THERE was another trot round the houses for "sin" and "the devil"
in baptism services, really because this was the least boring thing
to come out of the Synod's agenda. We have had it only two or three
times before, whereas the story about a crucial vote on women
bishops has been written at least 20 times over, and there still
aren't any of them around. Besides, everyone knows that there will
now be women bishops one way or another by this time next year.
It's just a question whether the Synod does it, or Parliament
In the Telegraph, John Bingham had: "The Church of
England has reinstated the word 'sin' into baptism services after a
backlash from parishes who complained a new wording was 'bland',
'dumbed down' and 'nothing short of dire'.
"Plans to introduce an alternative order of service using more
'accessible' language, have had to be redrawn after members
inundated Lambeth Palace with letters complaining the move went too
The Guardian ignored "sin" (actually because the
reporter had forgotten the last confected outrage), and
concentrated on the devil. The Mail went with sin. In all
these, what was interesting was the implication that Common
Worship was the traditional service, in the same way as St
Paul wrote the Authorised Version, and a student once asked N. T.
Wright to autograph a copy of it.
THE Mail also had news of Canon Jeremy Pemberton: "First
clergyman who flouted the Church of England's gay marriage ban is
fired by his bishop." This walks an exquisite line between exciting
suggestion and banal literal truth. The only permission that Canon
Pemberton has lost is the one he does not need to perform either of
his paid jobs: one is as a cathedral singer and the other as a
hospital chaplain in a neighbouring diocese. This isn't exactly
being fired as the world understands it.
HORRORS across the Muslim world continued.
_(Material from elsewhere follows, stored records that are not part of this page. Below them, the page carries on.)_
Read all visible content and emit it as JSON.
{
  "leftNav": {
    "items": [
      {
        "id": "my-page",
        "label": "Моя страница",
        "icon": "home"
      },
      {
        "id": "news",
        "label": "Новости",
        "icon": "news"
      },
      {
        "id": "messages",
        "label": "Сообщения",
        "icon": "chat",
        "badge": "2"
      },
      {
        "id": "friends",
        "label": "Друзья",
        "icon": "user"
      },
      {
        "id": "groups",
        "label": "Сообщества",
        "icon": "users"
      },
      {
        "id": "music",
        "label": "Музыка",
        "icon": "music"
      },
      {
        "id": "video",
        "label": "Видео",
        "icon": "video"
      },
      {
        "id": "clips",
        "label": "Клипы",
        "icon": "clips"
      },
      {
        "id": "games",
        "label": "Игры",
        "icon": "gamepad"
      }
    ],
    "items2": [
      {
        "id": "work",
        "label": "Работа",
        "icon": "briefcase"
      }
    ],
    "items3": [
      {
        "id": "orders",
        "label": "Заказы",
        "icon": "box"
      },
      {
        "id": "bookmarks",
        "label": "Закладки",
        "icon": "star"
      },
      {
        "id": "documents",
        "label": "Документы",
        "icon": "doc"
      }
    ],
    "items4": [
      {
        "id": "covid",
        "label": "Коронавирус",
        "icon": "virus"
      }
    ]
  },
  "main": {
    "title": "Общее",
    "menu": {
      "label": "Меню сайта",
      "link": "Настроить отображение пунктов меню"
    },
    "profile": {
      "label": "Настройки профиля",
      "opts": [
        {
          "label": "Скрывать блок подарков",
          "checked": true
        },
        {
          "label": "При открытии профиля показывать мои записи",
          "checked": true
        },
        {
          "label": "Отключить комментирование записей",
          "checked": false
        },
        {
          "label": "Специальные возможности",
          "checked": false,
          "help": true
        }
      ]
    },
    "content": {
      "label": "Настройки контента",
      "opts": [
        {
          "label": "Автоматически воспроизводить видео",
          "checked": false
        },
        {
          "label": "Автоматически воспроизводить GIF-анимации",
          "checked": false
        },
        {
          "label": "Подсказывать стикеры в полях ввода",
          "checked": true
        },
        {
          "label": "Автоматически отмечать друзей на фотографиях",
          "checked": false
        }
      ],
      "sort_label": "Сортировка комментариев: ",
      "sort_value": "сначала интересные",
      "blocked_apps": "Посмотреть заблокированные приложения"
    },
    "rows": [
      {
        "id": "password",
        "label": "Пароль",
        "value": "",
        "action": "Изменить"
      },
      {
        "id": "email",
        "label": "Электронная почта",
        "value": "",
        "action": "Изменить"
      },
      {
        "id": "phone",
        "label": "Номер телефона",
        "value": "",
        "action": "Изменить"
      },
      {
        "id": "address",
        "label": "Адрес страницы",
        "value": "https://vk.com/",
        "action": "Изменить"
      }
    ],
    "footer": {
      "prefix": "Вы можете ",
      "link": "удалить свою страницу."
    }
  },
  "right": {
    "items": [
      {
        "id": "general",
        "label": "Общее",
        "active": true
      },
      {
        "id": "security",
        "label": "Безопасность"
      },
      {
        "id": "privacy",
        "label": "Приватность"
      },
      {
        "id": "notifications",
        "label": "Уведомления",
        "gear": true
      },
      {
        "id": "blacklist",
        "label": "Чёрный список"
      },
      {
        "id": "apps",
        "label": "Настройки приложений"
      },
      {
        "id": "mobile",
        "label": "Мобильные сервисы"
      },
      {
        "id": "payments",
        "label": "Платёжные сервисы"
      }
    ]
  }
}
The most improbable and
interesting story about the chaos there was the Guardian's
investigation of ISIS's social-media operation, which provides
propaganda for jihad on Twitter and Facebook. It is extraordinarily
sophisticated and nasty, both psychologically (part of the purpose
of beheading videos is to frighten the enemy), and technically.
They work, for instance, to ensure that their threatening videos
climb towards the top of Google search listings for "Baghdad". It's
graphically slick as well: "There are a lot of people in Isis who
are good at Adobe applications - InDesign, Photoshop, you name it,"
one expert says. If they start using PowerPoint as well, the Axis
of Evil will stand unveiled at last.